La rue a eu raison de Blaise Compaoré mais n’a pas obtenu totalement ce qu’elle réclamait. En se proclamant président de transition du Burkina Faso après la démission du chef de l’Etat, le chef d’état-major des armées, Honoré Nabéré Traoré, n’a pas fédéré les manifestants en colère, qui souhaitaient plutôt voir l’ancien général à la retraite, Kouamé Lougué, prendre les rênes du pays. Selon les témoins sur place, le slogan « Honoré Traoré démission » alternait ainsi avec celui de « Blaise dégage ». « Nous ne souhaitons pas que le général Traoré soit aux affaires. Il faut quelqu’un de valable. Traoré est l’homme de main de Blaise Compaoré », a accusé Monou Tapsoaba, un militant du Mouvement du peuple pour le progrès (MPP – opposition).

Le président auto-proclamé est en effet un fidèle du président déchu. Il fut notamment à ses côtés lors de son coup d’Etat en 1987. Il a été nommé le 15 avril 2011, après des mutineries de soldats et des émeutes menées par des commerçants.

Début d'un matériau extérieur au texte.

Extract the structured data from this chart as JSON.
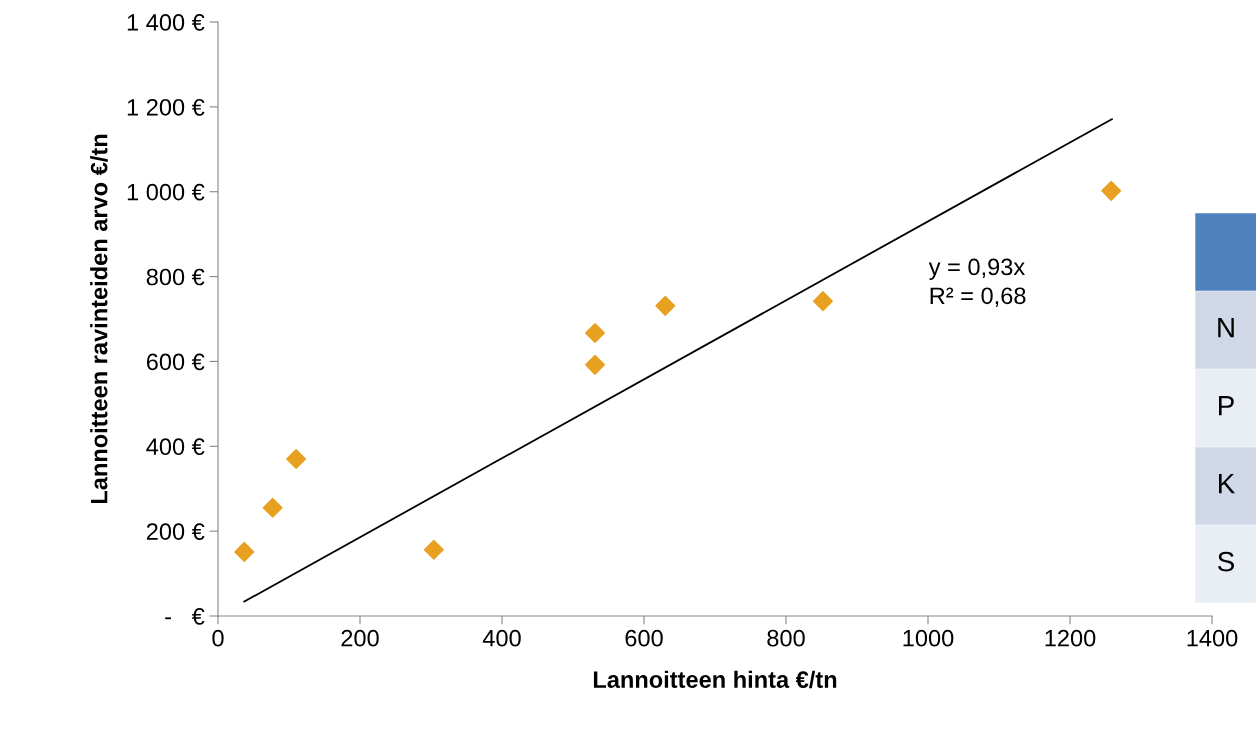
{
  "chart_data": {
    "type": "scatter",
    "xlabel": "Lannoitteen hinta €/tn",
    "ylabel": "Lannoitteen ravinteiden arvo €/tn",
    "series": [
      {
        "color": "#e8a020",
        "marker": "diamond",
        "x": [
          37,
          77,
          110,
          304,
          531,
          531,
          630,
          852,
          1258
        ],
        "values": [
          151,
          255,
          370,
          156,
          667,
          592,
          731,
          742,
          1002
        ]
      },
      {
        "type": "line",
        "color": "#000000",
        "marker": "none",
        "line_style": "solid",
        "x": [
          37,
          1259
        ],
        "values": [
          34,
          1171
        ]
      }
    ],
    "xlim": [
      0,
      1400
    ],
    "xticks": [
      0,
      200,
      400,
      600,
      800,
      1000,
      1200,
      1400
    ],
    "ylim": [
      0,
      1400
    ],
    "yticks": [
      {
        "value": 0,
        "label": "-   €"
      },
      {
        "value": 200,
        "label": "200 €"
      },
      {
        "value": 400,
        "label": "400 €"
      },
      {
        "value": 600,
        "label": "600 €"
      },
      {
        "value": 800,
        "label": "800 €"
      },
      {
        "value": 1000,
        "label": "1 000 €"
      },
      {
        "value": 1200,
        "label": "1 200 €"
      },
      {
        "value": 1400,
        "label": "1 400 €"
      }
    ],
    "grid": false,
    "legend": false,
    "annotations": [
      "y = 0,93x\nR² = 0,68",
      "N",
      "P",
      "K",
      "S"
    ]
  }
}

Le lieutenant-colonel Zida, porte-parole de l’armée burkinabè, a tenté de rassurer la population, lors d’un discours à Ouagadougou, rapporté par RFI : « Personne ne va voler cette victoire », « toutes les décisions importantes seront prises ici ‘ »place de la révolution' » [nom donné à la place de la Nation, par les manifestants, ndlr], et « pas dans les bureaux ». « Vous aurez l’occasion de dire si vous n’êtes pas d’accord. »

Kouamé Lougué, longtemps favori

Le général à la retraite Kouamé Lougué s’était pourtant imposé comme l’homme fort de la situation. L’ampleur de sa popularité a pu être mesurée dans les rues de Ouagadougou, où son nom a été scandé par tous les contestataires qui se sont rassemblés depuis plusieurs jours dans la capitale. Il a fait office de médiateur entre les différentes parties. Il a rencontré jeudi, Nabéré Honoré Traoré et les plus hauts gradés du pays, s’est entretenu avec les partis d’opposition et le Mogho Naba, le « roi » des Mossi (ethnie principale du pays), une autorité morale et coutumière très respectée dans le pays. Selon ses proches, il cherchait à apaiser la situation sans intention de renverser le président.

Cependant, ses intentions ont été ambiguës. Interrogé par le site la « Voix de l’Amérique », sur la possibilité qu’il puisse diriger la période de transition qui s’annonce, il avait répondu : « Si l’état-major me le demande, nous sommes ensemble. Si mes frères d’armes me le demandent et me font confiance, il n’y a pas de raison que je refuse la tâche qu’ils veulent me confier.  » A RFI qui l’a contacté, il a souligné que s’il ne faisait plus partie du commandement de l’armée, il est toujours un militaire actif et à la disposition de l’état-major. Kouamé Lougué aura finalement été écarté par ce dernier.